Dal cuore di Don Federico è uscita questa preghiera
di perdono e di supplica; voce che implora perchè
ritorni il sole sul male seminato da coloro che hanno
fiaccato il suo corpo e fatto versare lacrime ai suoi
occhi limpidi.
ESULTINO LE OSSA
CHE SPEZZASTI
«Non accuso nessuno, non ho
mai considerato nessuno mio nemico.Eppure dal comportamento
di alcune persone mi pareva di essere trattato da nemico.

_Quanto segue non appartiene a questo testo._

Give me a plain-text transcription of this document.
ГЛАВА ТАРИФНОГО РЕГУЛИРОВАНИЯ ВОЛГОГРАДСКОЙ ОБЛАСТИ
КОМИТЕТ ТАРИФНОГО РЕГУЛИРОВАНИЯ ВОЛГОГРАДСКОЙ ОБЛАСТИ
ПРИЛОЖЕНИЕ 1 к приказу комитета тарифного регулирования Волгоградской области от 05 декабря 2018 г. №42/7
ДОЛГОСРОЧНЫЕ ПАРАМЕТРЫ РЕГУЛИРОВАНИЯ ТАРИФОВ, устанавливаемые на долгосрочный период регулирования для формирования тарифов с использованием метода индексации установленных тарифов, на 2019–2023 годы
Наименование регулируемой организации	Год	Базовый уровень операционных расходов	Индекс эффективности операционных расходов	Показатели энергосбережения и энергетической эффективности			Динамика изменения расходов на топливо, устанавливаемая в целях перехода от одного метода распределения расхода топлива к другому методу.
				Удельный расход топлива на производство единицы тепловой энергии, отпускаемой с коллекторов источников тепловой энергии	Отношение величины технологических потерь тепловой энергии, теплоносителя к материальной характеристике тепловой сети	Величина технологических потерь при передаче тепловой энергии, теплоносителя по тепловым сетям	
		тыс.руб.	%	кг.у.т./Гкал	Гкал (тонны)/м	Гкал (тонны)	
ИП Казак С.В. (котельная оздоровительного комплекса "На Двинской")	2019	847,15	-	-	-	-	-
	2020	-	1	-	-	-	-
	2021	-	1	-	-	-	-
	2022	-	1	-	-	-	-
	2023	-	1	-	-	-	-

Ancora i miei nervi logorati, istintivamente fremono,
se penso a loro.
Tu vedi, Signore che non è l'anima che si muove
in me, ma solo i nervi. Non le accuso però perchè
tu le hai mandate sul mio cammino: non erano che mezzi
nella tua mano. Tu provvedi che gli uomini abbiano dei
dispiaceri per non farli divenire presuntuosi. Vuoi
che non vada tutto liscio perchè allora nell'uomo
sorgerebbe il tiranno ed è per questo che frapponi
degli ostacoli alle nostre azioni: che cosa diventeremmo
altrimenti se tutti ci lodassero? Ci affonderemmo nella
cecità spirituale e nell'illusione. Mentre a
colui che tu ami e che hai prescelto mandi sul cammino
ostacoli e nemici. Senza i nemici io sarei stato privato
di tante grazie! Come sono meravigliose le tue vie!

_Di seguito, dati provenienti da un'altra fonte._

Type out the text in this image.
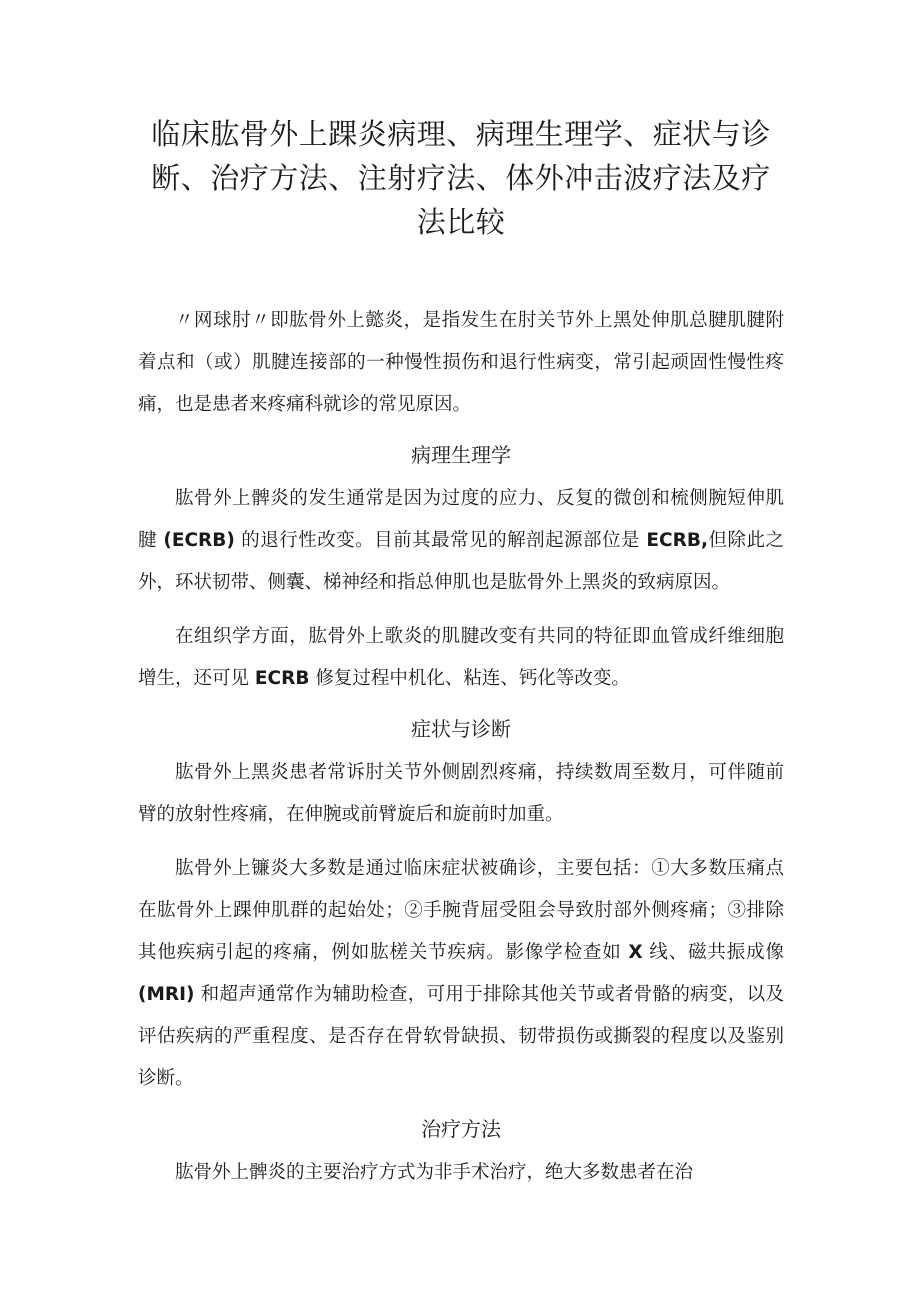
临床肱骨外上踝炎病理、病理生理学、症状与诊断、治疗方法、注射疗法、体外冲击波疗法及疗法比较

〃网球肘〃即肱骨外上懿炎，是指发生在肘关节外上黑处伸肌总腱肌腱附着点和（或）肌腱连接部的一种慢性损伤和退行性病变，常引起顽固性慢性疼痛，也是患者来疼痛科就诊的常见原因。

病理生理学

肱骨外上髀炎的发生通常是因为过度的应力、反复的微创和梳侧腕短伸肌腱 (ECRB) 的退行性改变。目前其最常见的解剖起源部位是 ECRB,但除此之外，环状韧带、侧囊、梯神经和指总伸肌也是肱骨外上黑炎的致病原因。

在组织学方面，肱骨外上歌炎的肌腱改变有共同的特征即血管成纤维细胞增生，还可见 ECRB 修复过程中机化、粘连、钙化等改变。

症状与诊断

肱骨外上黑炎患者常诉肘关节外侧剧烈疼痛，持续数周至数月，可伴随前臂的放射性疼痛，在伸腕或前臂旋后和旋前时加重。

肱骨外上镰炎大多数是通过临床症状被确诊，主要包括：①大多数压痛点在肱骨外上踝伸肌群的起始处；②手腕背屈受阻会导致肘部外侧疼痛；③排除其他疾病引起的疼痛，例如肱槎关节疾病。影像学检查如 X 线、磁共振成像 (MRI) 和超声通常作为辅助检查，可用于排除其他关节或者骨骼的病变，以及评估疾病的严重程度、是否存在骨软骨缺损、韧带损伤或撕裂的程度以及鉴别诊断。

治疗方法

肱骨外上髀炎的主要治疗方式为非手术治疗，绝大多数患者在治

Tu mi hai portato a questa indicibile sofferenza per
farmiti guardare negli occhi. Io ho visto nei tuoi occhi,
Allora, che tu volevi il mio bene, e forse anche i miei
nemici volevano essermi utili! Bacio la tua croce e
la tua mano che me la porge. Prendo questa croce e la
carico sulle mie spalle. Prego per coloro che hanno
voluto stracciare la mia stola sacerdotale, che hanno
voluto infangarla, che hanno voluto darmi il bacio del
tradimento: proprio loro cui avevo voluto più
bene e a cui avevo insegnato meglio che a tutti la tua
via. Va bene così, come vuoi tu, o Signore: ti
benedico nel mio dolore e nell'angoscia della mia anima.
E ti benedico ogni mattina che posso ancora celebrare,
quando sono stanco e quasi non riesco a salire il primo
gradino, l'unico gradino dell'altare e che tuttavia
mi avvicina sempre più a te nella gioia di dirti:
O Gesù, allieta la mia giovinezza. Ma sopra ogni
cosa, faccio mio il versetto del Salmista: fammi sentire
gioia e letizia, esultino le ossa che spezzasti ».

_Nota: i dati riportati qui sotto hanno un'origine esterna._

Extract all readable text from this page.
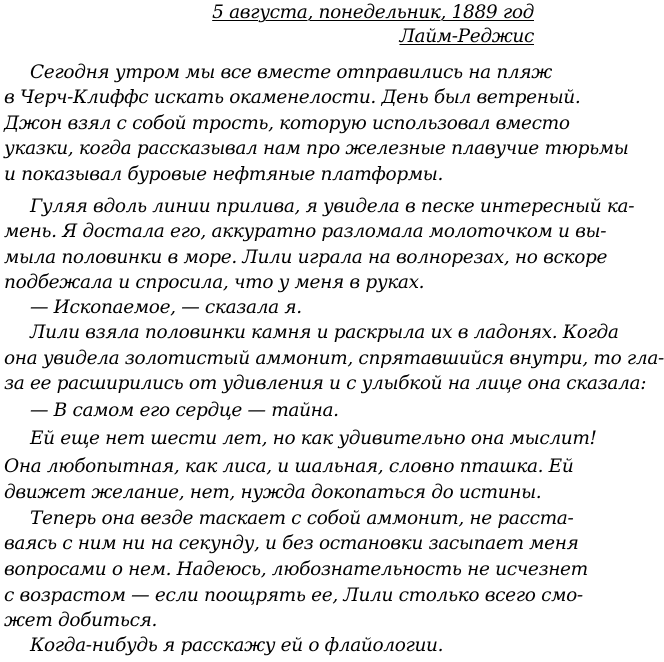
5 августа, понедельник, 1889 год
Лайм-Реджис
Сегодня утром мы все вместе отправились на пляж
в Черч-Клиффс искать окаменелости. День был ветреный.
Джон взял с собой трость, которую использовал вместо
указки, когда рассказывал нам про железные плавучие тюрьмы
и показывал буровые нефтяные платформы.
Гуляя вдоль линии прилива, я увидела в песке интересный ка-
мень. Я достала его, аккуратно разломала молоточком и вы-
мыла половинки в море. Лили играла на волнорезах, но вскоре
подбежала и спросила, что у меня в руках.
— Ископаемое, — сказала я.
Лили взяла половинки камня и раскрыла их в ладонях. Когда
она увидела золотистый аммонит, спрятавшийся внутри, то гла-
за ее расширились от удивления и с улыбкой на лице она сказала:
— В самом его сердце — тайна.
Ей еще нет шести лет, но как удивительно она мыслит!
Она любопытная, как лиса, и шальная, словно пташка. Ей
движет желание, нет, нужда докопаться до истины.
Теперь она везде таскает с собой аммонит, не расста-
ваясь с ним ни на секунду, и без остановки засыпает меня
вопросами о нем. Надеюсь, любознательность не исчезнет
с возрастом — если поощрять ее, Лили столько всего смо-
жет добиться.
Когда-нибудь я расскажу ей о флайологии.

Non credo di sbagliare se penso che
ha fatto sua per tutta la vita la grande preghiera di
Padre Luigi de Grandmaison. Ed è con questa preghiera,
nobile e sublime che ho trovata sgualcita dall'uso fra
le sue carte più care, che chiudo le pagine della
sua opera terrena, vero compendio di generosità
senza limiti, fino all'estremo, nell'offerta di se stesso
e nella donazione più completa agli ideali della
Congregazione cui appartiene:
«Santa Maria, Madre di Dio,
conservatemi un cuore di fanciullo, puro e limpido come
acqua di sorgente. Ottenetemi un cuore semplice che
non si ripieghi ad assaporare le proprie tristezze;
un cuore magnanimo nel donarsi, facile alla compassione;
un cuore fedele e generoso, che non dimentichi alcun
bene e non serbi rancore di alcun male. Formatemi un
cuore dolce e umile, che ami senza esigere di essere
riamato, contento di scomparire in altri cuori sacrificandosi
davanti al vostro figlio divino; un cuore grande e indomabile
così che nessuna ingratitudine lo possa chiudere
e nessuna indifferenza lo possa stancare; un cuore tormentato
dalla gloria di Gesù Cristo, ferito dal suo amore
con una piaga che non rimargini se non in cielo».